Beim Schwert haben wir die Entwicklung in zwei generelle Varianten, im englischen “Small Sword” und “Broad Sword”. Die deutschen Entsprechungen dafür sind am ehesten “Degen” und “Pallasch”. Der “Degen” verfügt dabei über eine relativ schmale Hieb- und Stichklinge im Bereich von 2-3cm; während die des “Pallaschs” im Bereich von 3-5cm ist. Typischerweise hat der Pallasch auch einen ausgebildeten Griffkorb.
Regionale Entwicklungen wären das schottische “Broad Sword” oder das italienische “Schiavona”, beides “Pallasche”. Ebenfalls eine lokale Entwicklung im 17Jh. haben wir bei den Zweihandschwertern, nämlich die typische “Claymore”-Form des schottischen Zweihandschwertes.
Miskonstrukte
Wir haben einige Probleme mit falschen Assoziationen und mit Konstrukten die in Literatur und Spielen entstanden sind, da herumgeschleppt werden und es teilweise bis in populärwissenschaftliche Werke geschafft haben.

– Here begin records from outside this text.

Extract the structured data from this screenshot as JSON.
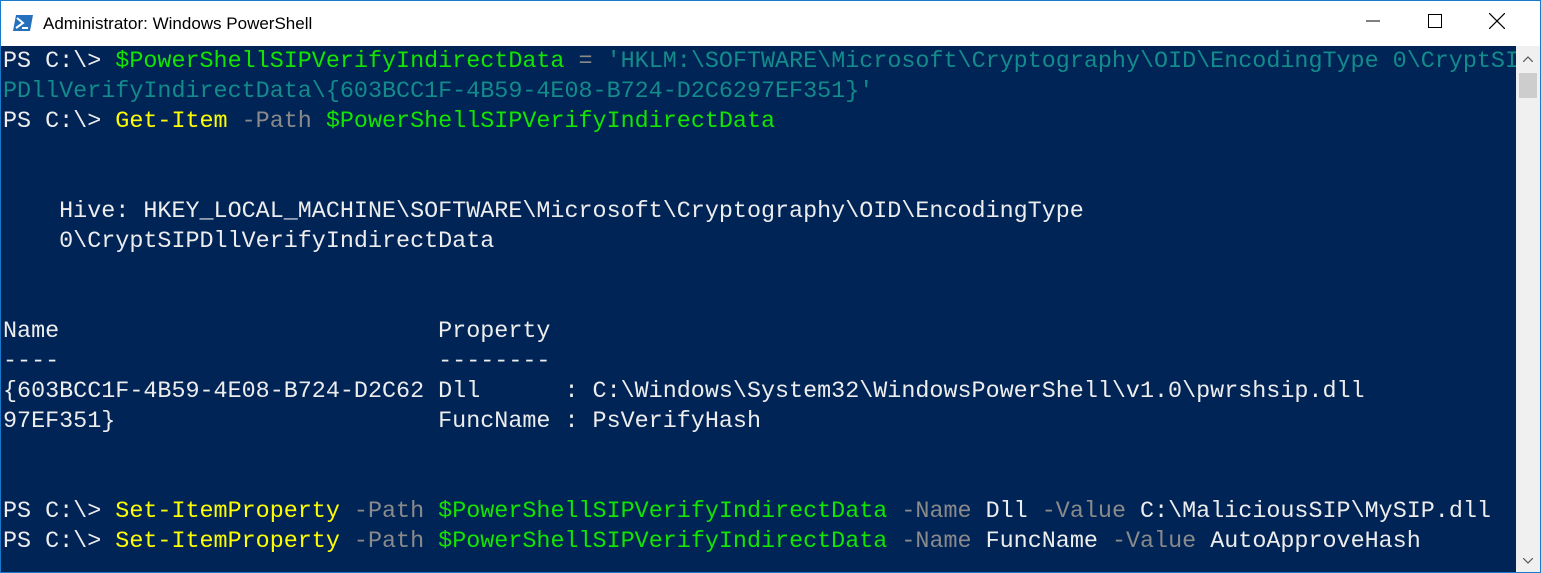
{
  "window": {
    "title": "Administrator: Windows PowerShell",
    "icon": "powershell-icon",
    "controls": [
      "minimize-icon",
      "maximize-icon",
      "close-icon"
    ]
  },
  "colors": {
    "background": "#012456",
    "default_text": "#ededed",
    "variable": "#13e400",
    "string": "#138b8b",
    "command": "#fefe00",
    "parameter": "#8a8a8a"
  },
  "console": {
    "lines": [
      [
        {
          "t": "PS C:\\> ",
          "c": "def"
        },
        {
          "t": "$PowerShellSIPVerifyIndirectData",
          "c": "var"
        },
        {
          "t": " = ",
          "c": "param"
        },
        {
          "t": "'HKLM:\\SOFTWARE\\Microsoft\\Cryptography\\OID\\EncodingType 0\\CryptSI",
          "c": "str"
        }
      ],
      [
        {
          "t": "PDllVerifyIndirectData\\{603BCC1F-4B59-4E08-B724-D2C6297EF351}'",
          "c": "str"
        }
      ],
      [
        {
          "t": "PS C:\\> ",
          "c": "def"
        },
        {
          "t": "Get-Item",
          "c": "cmd"
        },
        {
          "t": " -Path ",
          "c": "param"
        },
        {
          "t": "$PowerShellSIPVerifyIndirectData",
          "c": "var"
        }
      ],
      [],
      [],
      [
        {
          "t": "    Hive: HKEY_LOCAL_MACHINE\\SOFTWARE\\Microsoft\\Cryptography\\OID\\EncodingType",
          "c": "def"
        }
      ],
      [
        {
          "t": "    0\\CryptSIPDllVerifyIndirectData",
          "c": "def"
        }
      ],
      [],
      [],
      [
        {
          "t": "Name                           Property",
          "c": "def"
        }
      ],
      [
        {
          "t": "----                           --------",
          "c": "def"
        }
      ],
      [
        {
          "t": "{603BCC1F-4B59-4E08-B724-D2C62 Dll      : C:\\Windows\\System32\\WindowsPowerShell\\v1.0\\pwrshsip.dll",
          "c": "def"
        }
      ],
      [
        {
          "t": "97EF351}                       FuncName : PsVerifyHash",
          "c": "def"
        }
      ],
      [],
      [],
      [
        {
          "t": "PS C:\\> ",
          "c": "def"
        },
        {
          "t": "Set-ItemProperty",
          "c": "cmd"
        },
        {
          "t": " -Path ",
          "c": "param"
        },
        {
          "t": "$PowerShellSIPVerifyIndirectData",
          "c": "var"
        },
        {
          "t": " -Name ",
          "c": "param"
        },
        {
          "t": "Dll",
          "c": "def"
        },
        {
          "t": " -Value ",
          "c": "param"
        },
        {
          "t": "C:\\MaliciousSIP\\MySIP.dll",
          "c": "def"
        }
      ],
      [
        {
          "t": "PS C:\\> ",
          "c": "def"
        },
        {
          "t": "Set-ItemProperty",
          "c": "cmd"
        },
        {
          "t": " -Path ",
          "c": "param"
        },
        {
          "t": "$PowerShellSIPVerifyIndirectData",
          "c": "var"
        },
        {
          "t": " -Name ",
          "c": "param"
        },
        {
          "t": "FuncName",
          "c": "def"
        },
        {
          "t": " -Value ",
          "c": "param"
        },
        {
          "t": "AutoApproveHash",
          "c": "def"
        }
      ]
    ]
  },
  "scrollbar": {
    "up_icon": "scroll-up-icon",
    "down_icon": "scroll-down-icon"
  }
}
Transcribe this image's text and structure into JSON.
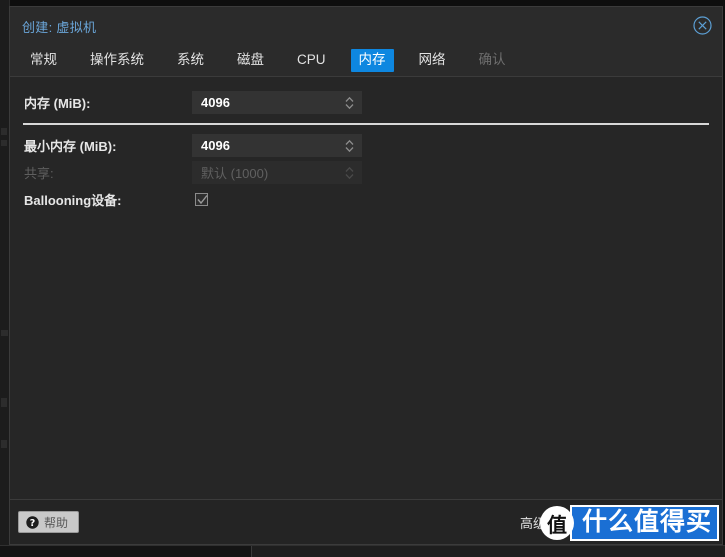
{
  "dialog": {
    "title": "创建: 虚拟机",
    "close_icon": "close-circle-icon"
  },
  "tabs": [
    {
      "label": "常规",
      "state": "normal"
    },
    {
      "label": "操作系统",
      "state": "normal"
    },
    {
      "label": "系统",
      "state": "normal"
    },
    {
      "label": "磁盘",
      "state": "normal"
    },
    {
      "label": "CPU",
      "state": "normal"
    },
    {
      "label": "内存",
      "state": "active"
    },
    {
      "label": "网络",
      "state": "normal"
    },
    {
      "label": "确认",
      "state": "disabled"
    }
  ],
  "form": {
    "memory": {
      "label": "内存 (MiB):",
      "value": "4096",
      "spinner_icon": "spinner-updown-icon"
    },
    "min_memory": {
      "label": "最小内存 (MiB):",
      "value": "4096",
      "spinner_icon": "spinner-updown-icon"
    },
    "shares": {
      "label": "共享:",
      "placeholder": "默认 (1000)",
      "value": "默认 (1000)",
      "spinner_icon": "spinner-updown-icon",
      "disabled": true
    },
    "ballooning": {
      "label": "Ballooning设备:",
      "checked": true,
      "check_icon": "checkmark-icon"
    }
  },
  "footer": {
    "help_label": "帮助",
    "help_icon": "question-circle-icon",
    "advanced_label": "高级"
  },
  "watermark": {
    "badge": "值",
    "text": "什么值得买"
  },
  "colors": {
    "accent": "#0e87e0",
    "title": "#6aa5d8",
    "dialog_bg": "#242424",
    "content_bg": "#262626",
    "header_bg": "#2b2b2b",
    "input_bg": "#333333",
    "divider": "#d8d8d8",
    "watermark_blue": "#1a6fd4"
  }
}
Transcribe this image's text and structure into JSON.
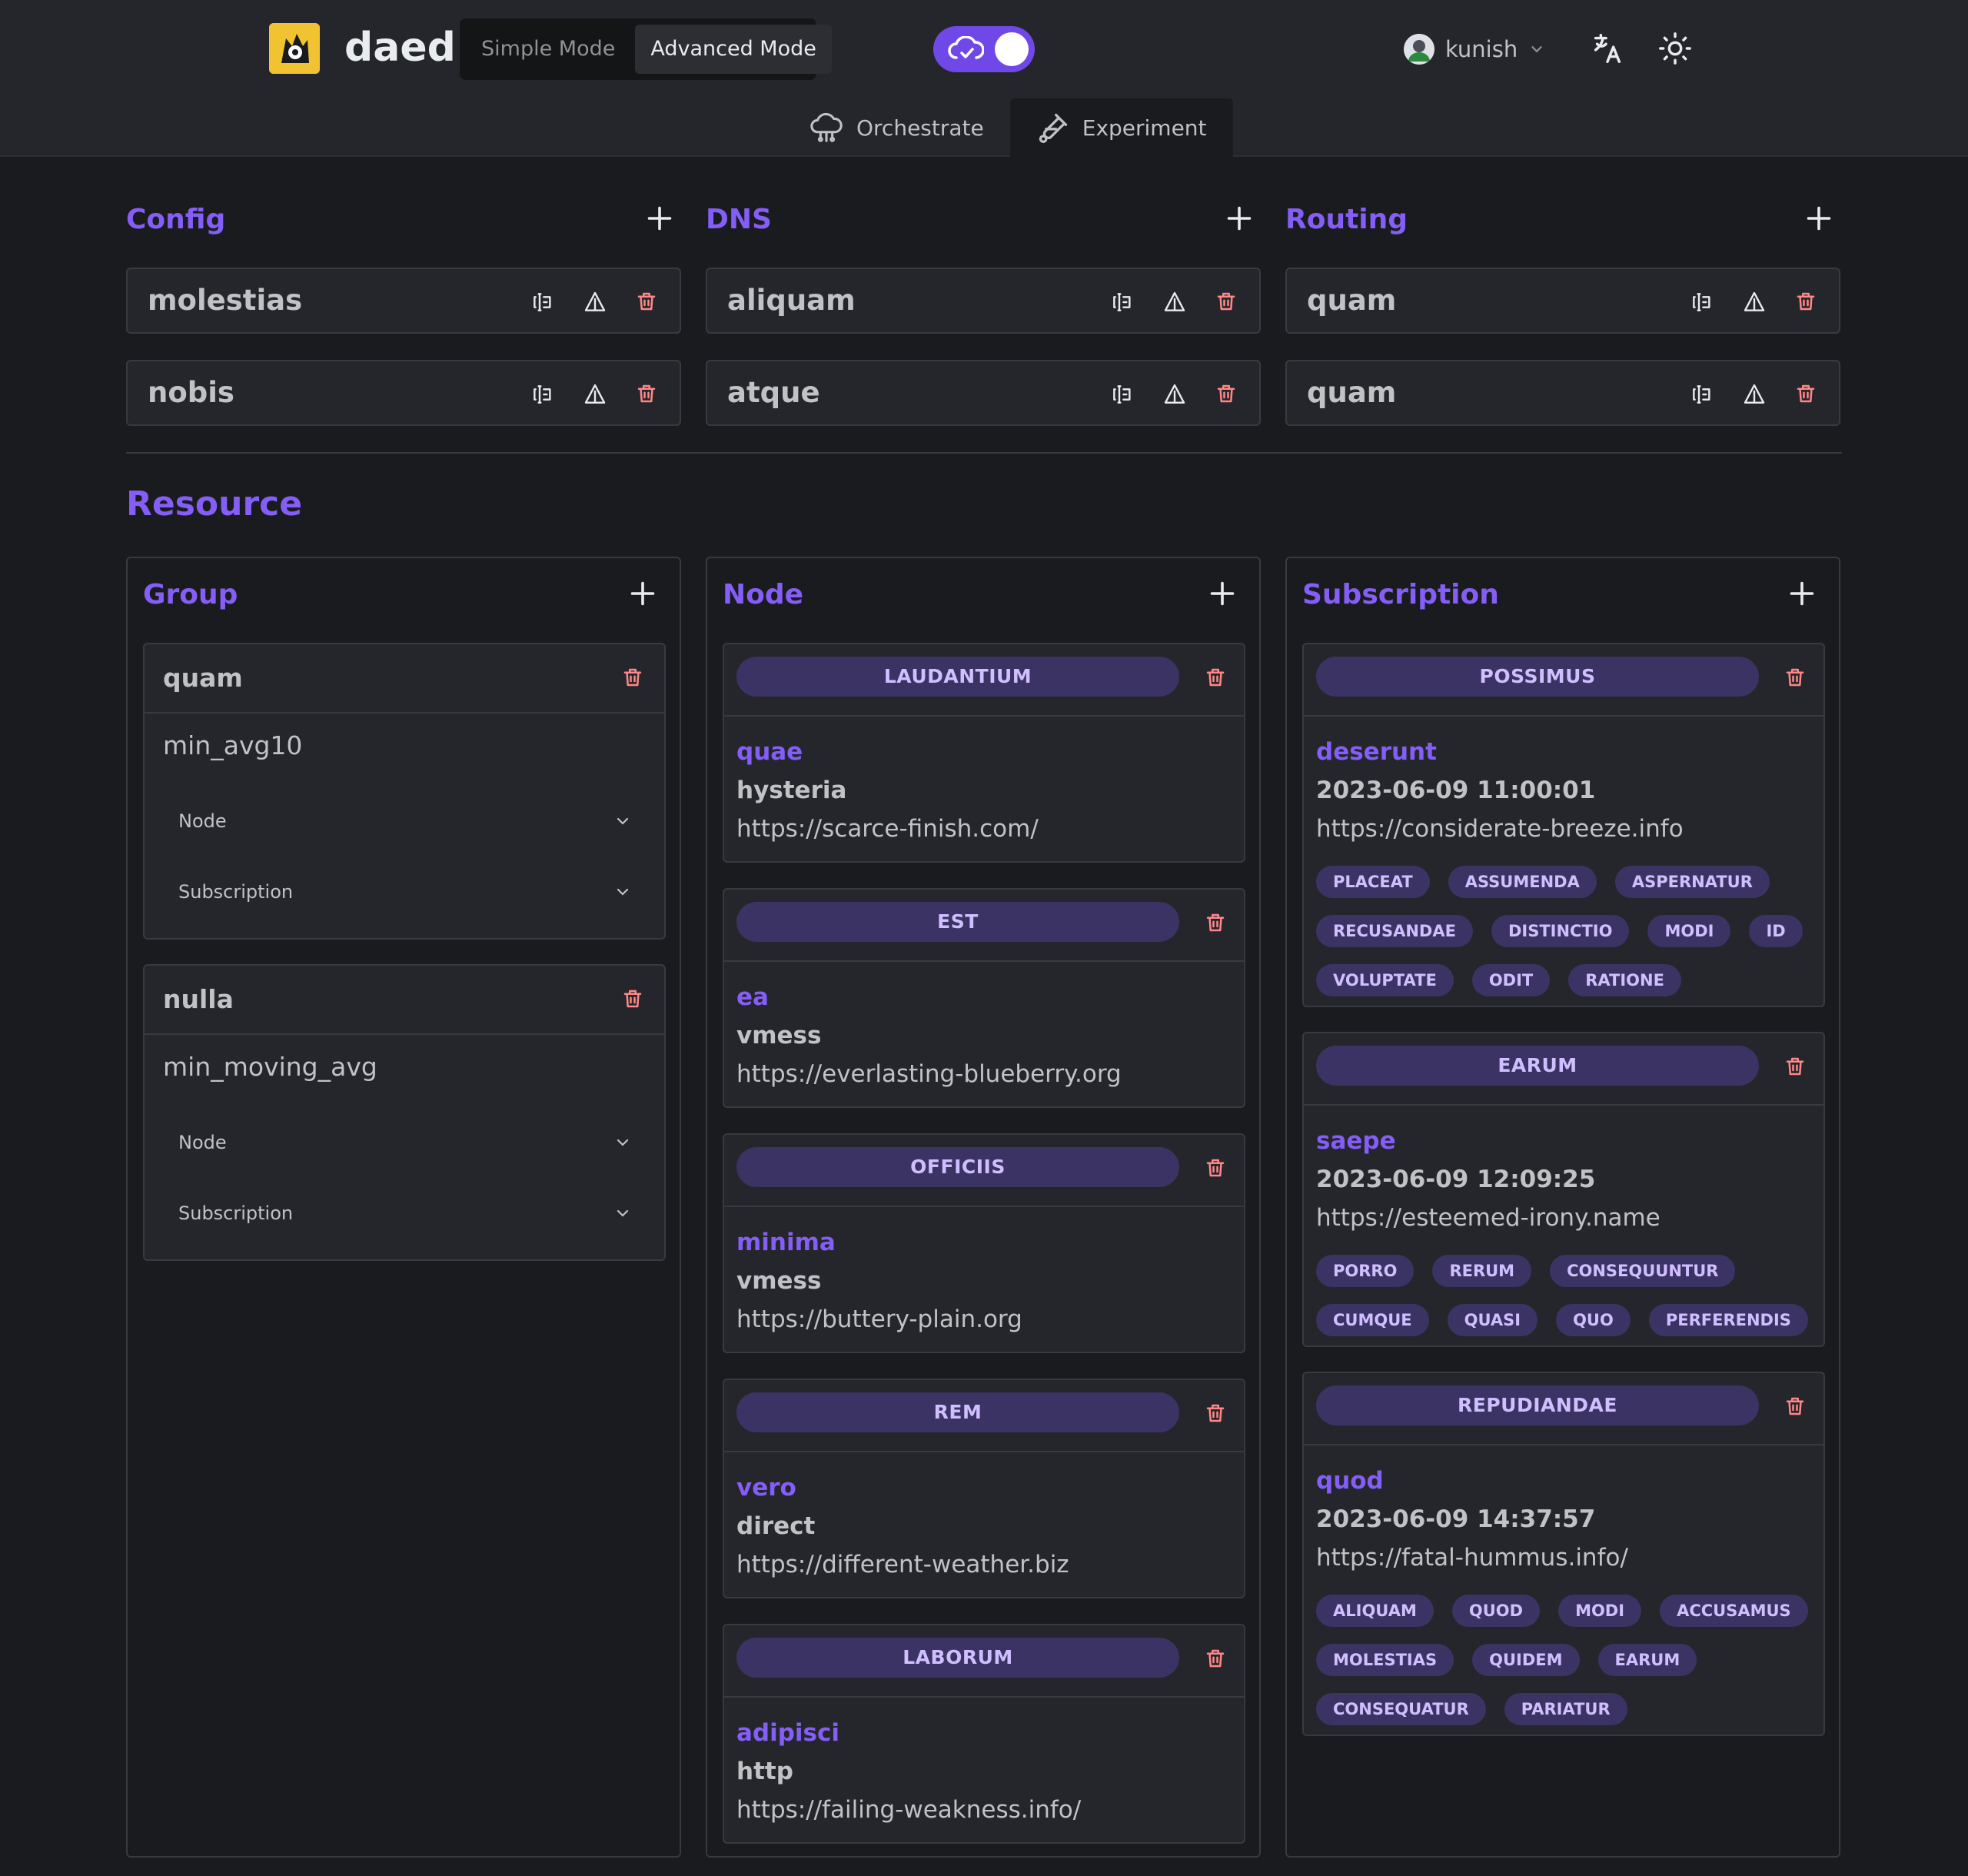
{
  "app": {
    "name": "daed"
  },
  "header": {
    "modes": [
      "Simple Mode",
      "Advanced Mode"
    ],
    "active_mode": "Advanced Mode",
    "user": "kunish",
    "tabs": [
      "Orchestrate",
      "Experiment"
    ],
    "active_tab": "Experiment",
    "accent": "#7048e8"
  },
  "config": {
    "title": "Config",
    "items": [
      "molestias",
      "nobis"
    ]
  },
  "dns": {
    "title": "DNS",
    "items": [
      "aliquam",
      "atque"
    ]
  },
  "routing": {
    "title": "Routing",
    "items": [
      "quam",
      "quam"
    ]
  },
  "resource": {
    "title": "Resource",
    "group": {
      "title": "Group",
      "cards": [
        {
          "name": "quam",
          "policy": "min_avg10",
          "sections": [
            "Node",
            "Subscription"
          ]
        },
        {
          "name": "nulla",
          "policy": "min_moving_avg",
          "sections": [
            "Node",
            "Subscription"
          ]
        }
      ]
    },
    "node": {
      "title": "Node",
      "cards": [
        {
          "tag": "LAUDANTIUM",
          "name": "quae",
          "protocol": "hysteria",
          "url": "https://scarce-finish.com/"
        },
        {
          "tag": "EST",
          "name": "ea",
          "protocol": "vmess",
          "url": "https://everlasting-blueberry.org"
        },
        {
          "tag": "OFFICIIS",
          "name": "minima",
          "protocol": "vmess",
          "url": "https://buttery-plain.org"
        },
        {
          "tag": "REM",
          "name": "vero",
          "protocol": "direct",
          "url": "https://different-weather.biz"
        },
        {
          "tag": "LABORUM",
          "name": "adipisci",
          "protocol": "http",
          "url": "https://failing-weakness.info/"
        }
      ]
    },
    "subscription": {
      "title": "Subscription",
      "cards": [
        {
          "tag": "POSSIMUS",
          "name": "deserunt",
          "updated": "2023-06-09 11:00:01",
          "url": "https://considerate-breeze.info",
          "tags": [
            "PLACEAT",
            "ASSUMENDA",
            "ASPERNATUR",
            "RECUSANDAE",
            "DISTINCTIO",
            "MODI",
            "ID",
            "VOLUPTATE",
            "ODIT",
            "RATIONE"
          ]
        },
        {
          "tag": "EARUM",
          "name": "saepe",
          "updated": "2023-06-09 12:09:25",
          "url": "https://esteemed-irony.name",
          "tags": [
            "PORRO",
            "RERUM",
            "CONSEQUUNTUR",
            "CUMQUE",
            "QUASI",
            "QUO",
            "PERFERENDIS"
          ]
        },
        {
          "tag": "REPUDIANDAE",
          "name": "quod",
          "updated": "2023-06-09 14:37:57",
          "url": "https://fatal-hummus.info/",
          "tags": [
            "ALIQUAM",
            "QUOD",
            "MODI",
            "ACCUSAMUS",
            "MOLESTIAS",
            "QUIDEM",
            "EARUM",
            "CONSEQUATUR",
            "PARIATUR"
          ]
        }
      ]
    }
  }
}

Das deutsche Wort “Degen” wird durch das moderne Fechten oft mit Klingen assoziiert die im 18Jh zur Übungswaffe “Florett” gehörten (vergleichbar mit den “Fechtfedern” des Mittelalters). Der moderne Fechtdegen hat aber nichts mit der zivil- und Kriegswaffe “Degen” des 17-19Jh. zu tun; welche tatsächlich viel eher mit dem Schwert verwandt ist.
Das “Lange Schwert” als “Anderthalbhänder” mit der Implikation es könne auch einhändig benutzt werden. Oder der Begriff “Bastardschwert”, auch eine neuzeitliche Erfindung. Ebenso die Zusammenziehung “Langschwert” die dann oft als eigenständige Einhandwaffe auftaucht. Die Zusammenziehung wurde im Mittelalter im deutschen Sprachraum nicht verwendet, und einen speziellen Begriff für ein einhändig geführtes Schwert gab es ebenfalls nicht.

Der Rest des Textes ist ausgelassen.